Agora continua o sonho de um dia abrir o meu restaurante e entretanto quero continuar a aprender com quem sabe.
A disciplina foi o que me fez ver que é melhor uma saída, do que viver num ambiente onde não me entendam. Não desisti, só quero é lutar por aquilo em que acredito.
Estou contente com a nossa cozinha, que quero que seja sincera, com uma equilibrada vertente económica e criativa. Gosto de sentir que somos corretos com os clientes.”
Legenda: “Cordeiro, pimenta-rosa, pimenta da Jamaica, pimenta preta, aji, goiabadam ervilha, papaia, foie, folhas de Primavera. Um produto, três elaborações: consomé frio de cordeiro e pimenta da Jamaica, glacé de cordeiro e ‘jarrete’ de cordeiro.” Neste prato, entre outras coisas, Ana quis explorar os picantes para “fazer elaborações diferentes a partir deles” e, por outro lado, “não perder pequenos recursos da gastronomia clássica, muitas vezes já pouco usados”, explorando as potencialidades de glacés, consomés e molhos.”

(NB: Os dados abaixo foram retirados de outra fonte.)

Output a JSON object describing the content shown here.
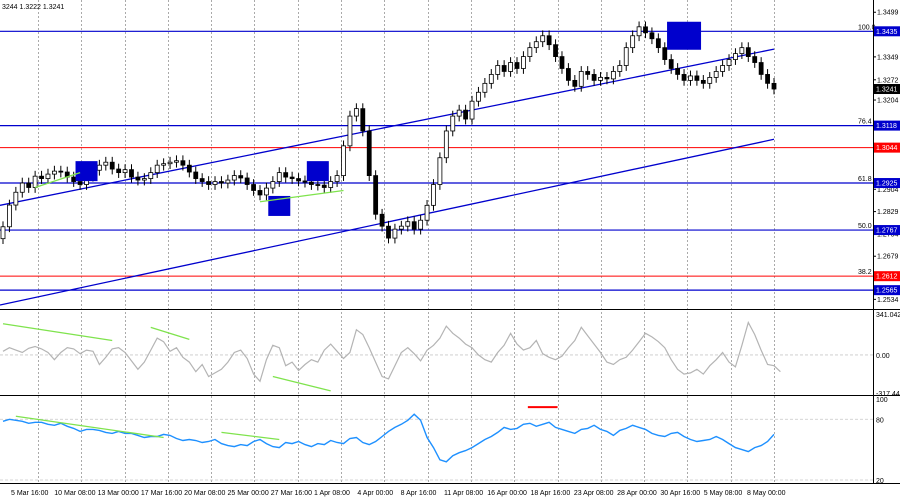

Legenda: “Pescada, spirulina, puri, poejo, folhas de caril, kashmiri, óleo de coco, manga, lima. Tradição como ferramenta de trabalho, acreditar nas elaborações próprias de receitas tradicionais para surpreender e conseguir altas concentrações de sabores e texturas.” E ainda: “Confeccionar pratos com muitos elementos em que estes poderiam ser por si só o argumento de um prato, busca do prazer puro, molhos sobre molhos, guisados sobre guisados, sabor com sabor, a nossa obsessão que o prato seja a história interminável.”
Legenda: Gema de ovo, boletos edulis, laranja, foie, galinha, kuzu, sichuan, amêndoa. Um prato que nos leva a um classicismo ocidental perfeito e ao mesmo tempo nos lança directamente para países orientais num conjunto de novas técnicas num só prato.”
Estes textos e imagens, abrindo-nos, de forma estimulanda, a porta do processo criativo na cozinha, deixaram-me com pena de não ter voltado uma última vez ao Cave 23 da Ana e com muita curiosidade pelos passos que dará a seguir. Ficamos à espera de (boas) notícias.